J'aime l'inachèvement quand j'écris ou quand je lis parce que,
d'une certaine manière, telle est aussi la vie et la littérature
n'est pas toujours là pour embellir ce qui est, pour l'achever comme
s'il y avait toujours un début et une fin. Le lecteur est laissé en
plan et les personnages auxquels il s'est tant attaché pendant tant
de pages s'en vont sans qu'il sache le fin mot de l'histoire mais
c'est beau comme ça. C'est une façon d'apprendre la liberté et de
l'offrir même à des « êtres de papier ».
Ainsi, Les Contes de la
Rose pourpre n'ont rien
d'une suite mais seulement plusieurs fenêtres ouvertes sur l'univers
qu'a construit ou reconstruit Michel Faber à partir de l'époque
victorienne. Si vous n'avez pas lu La Rose Pourpre et le
Lys mais que vous avez tout
de même envie d'entrer par la mauvaise porte, la porte de derrière,
dans cet univers néo-victorien où les bas-fonds et la bourgeoisie
de Londres se côtoient sans gène, je vous conseille de ne pas lire
l’avant-propos de l'auteur qui justement raconte la fin, dasn ses détails.

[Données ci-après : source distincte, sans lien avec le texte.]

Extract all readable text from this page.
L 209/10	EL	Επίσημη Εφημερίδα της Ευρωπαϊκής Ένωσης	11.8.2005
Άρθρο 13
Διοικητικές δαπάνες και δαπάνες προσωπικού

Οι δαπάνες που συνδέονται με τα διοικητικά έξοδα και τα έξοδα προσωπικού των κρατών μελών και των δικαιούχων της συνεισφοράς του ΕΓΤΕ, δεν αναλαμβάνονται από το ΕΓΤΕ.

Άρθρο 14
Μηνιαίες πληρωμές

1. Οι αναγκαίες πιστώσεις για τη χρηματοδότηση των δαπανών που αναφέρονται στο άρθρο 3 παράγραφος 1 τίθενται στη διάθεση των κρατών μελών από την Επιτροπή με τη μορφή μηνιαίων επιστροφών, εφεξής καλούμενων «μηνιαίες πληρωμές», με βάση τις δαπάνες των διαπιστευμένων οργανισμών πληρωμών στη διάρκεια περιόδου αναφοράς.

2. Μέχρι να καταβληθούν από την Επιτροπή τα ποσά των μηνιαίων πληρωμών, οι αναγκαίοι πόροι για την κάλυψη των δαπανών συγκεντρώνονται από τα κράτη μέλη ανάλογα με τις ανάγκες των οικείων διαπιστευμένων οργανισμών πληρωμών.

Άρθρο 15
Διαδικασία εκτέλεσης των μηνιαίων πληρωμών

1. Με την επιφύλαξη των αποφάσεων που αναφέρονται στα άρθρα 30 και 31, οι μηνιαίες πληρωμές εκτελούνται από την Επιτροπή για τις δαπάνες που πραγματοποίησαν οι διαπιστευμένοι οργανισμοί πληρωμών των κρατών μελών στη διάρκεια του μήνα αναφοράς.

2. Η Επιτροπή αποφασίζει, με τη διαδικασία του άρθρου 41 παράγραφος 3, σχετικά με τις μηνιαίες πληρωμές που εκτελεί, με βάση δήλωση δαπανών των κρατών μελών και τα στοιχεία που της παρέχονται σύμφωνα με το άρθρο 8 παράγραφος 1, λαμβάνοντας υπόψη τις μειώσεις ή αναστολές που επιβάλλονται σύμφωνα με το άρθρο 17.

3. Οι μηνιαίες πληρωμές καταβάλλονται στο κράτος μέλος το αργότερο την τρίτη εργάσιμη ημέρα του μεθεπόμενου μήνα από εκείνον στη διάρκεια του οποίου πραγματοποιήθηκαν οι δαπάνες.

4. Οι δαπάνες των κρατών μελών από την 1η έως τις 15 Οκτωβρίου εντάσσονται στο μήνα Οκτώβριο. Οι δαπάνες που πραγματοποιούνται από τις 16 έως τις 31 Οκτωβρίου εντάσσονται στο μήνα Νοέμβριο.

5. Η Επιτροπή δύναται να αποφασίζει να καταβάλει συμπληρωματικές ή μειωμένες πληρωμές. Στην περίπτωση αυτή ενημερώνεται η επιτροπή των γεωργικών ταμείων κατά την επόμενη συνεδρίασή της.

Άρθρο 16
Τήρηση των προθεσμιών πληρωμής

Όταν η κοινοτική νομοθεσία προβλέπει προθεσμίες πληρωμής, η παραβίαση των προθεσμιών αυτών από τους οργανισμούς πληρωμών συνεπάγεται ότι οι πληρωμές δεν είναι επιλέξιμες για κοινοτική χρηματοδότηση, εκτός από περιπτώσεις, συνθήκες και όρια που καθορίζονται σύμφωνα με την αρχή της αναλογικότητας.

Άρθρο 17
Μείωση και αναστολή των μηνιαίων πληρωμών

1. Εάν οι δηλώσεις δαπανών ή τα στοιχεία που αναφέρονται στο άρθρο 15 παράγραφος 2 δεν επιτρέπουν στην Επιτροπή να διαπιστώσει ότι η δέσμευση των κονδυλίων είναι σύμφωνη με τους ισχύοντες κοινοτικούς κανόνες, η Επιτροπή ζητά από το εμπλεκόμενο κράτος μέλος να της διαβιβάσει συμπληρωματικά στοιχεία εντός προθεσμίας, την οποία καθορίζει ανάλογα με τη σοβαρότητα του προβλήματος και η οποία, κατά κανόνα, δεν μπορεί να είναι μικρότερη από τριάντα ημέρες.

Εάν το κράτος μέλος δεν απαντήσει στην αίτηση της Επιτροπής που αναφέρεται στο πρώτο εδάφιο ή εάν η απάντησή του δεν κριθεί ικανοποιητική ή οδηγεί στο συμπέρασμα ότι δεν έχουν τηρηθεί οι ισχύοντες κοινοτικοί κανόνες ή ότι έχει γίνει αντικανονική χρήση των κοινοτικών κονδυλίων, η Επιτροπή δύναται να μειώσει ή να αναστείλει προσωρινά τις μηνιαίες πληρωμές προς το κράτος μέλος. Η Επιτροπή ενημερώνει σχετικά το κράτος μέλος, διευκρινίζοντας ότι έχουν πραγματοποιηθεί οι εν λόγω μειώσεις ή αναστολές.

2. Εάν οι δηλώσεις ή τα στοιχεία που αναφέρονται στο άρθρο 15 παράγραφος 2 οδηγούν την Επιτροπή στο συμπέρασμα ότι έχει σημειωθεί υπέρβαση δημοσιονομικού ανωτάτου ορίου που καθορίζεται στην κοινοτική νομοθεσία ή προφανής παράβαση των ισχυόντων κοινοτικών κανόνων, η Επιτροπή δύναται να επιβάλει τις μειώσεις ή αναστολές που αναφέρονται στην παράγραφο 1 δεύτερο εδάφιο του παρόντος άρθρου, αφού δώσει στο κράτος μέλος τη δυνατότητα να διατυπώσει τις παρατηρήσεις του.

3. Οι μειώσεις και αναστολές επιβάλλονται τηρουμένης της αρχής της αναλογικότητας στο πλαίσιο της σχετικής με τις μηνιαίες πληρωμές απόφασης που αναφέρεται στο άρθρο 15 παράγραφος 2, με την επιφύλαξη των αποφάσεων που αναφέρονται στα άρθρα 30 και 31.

Sauf si ça
ne vous dérange pas et que vous faites partie des lecteurs qu'il
cite au début, ceux qui « accordent si peu de prix
au suspense, ou craignent tant les mauvaises surprises, qu'ils vont
droit à la dernière page du livre voir comment cela se termine ».
Toutefois, ce n'est pas moi qui
vous raconterait la fin ! A vous de choisir par quel bout vous
voulez prendre cette histoire.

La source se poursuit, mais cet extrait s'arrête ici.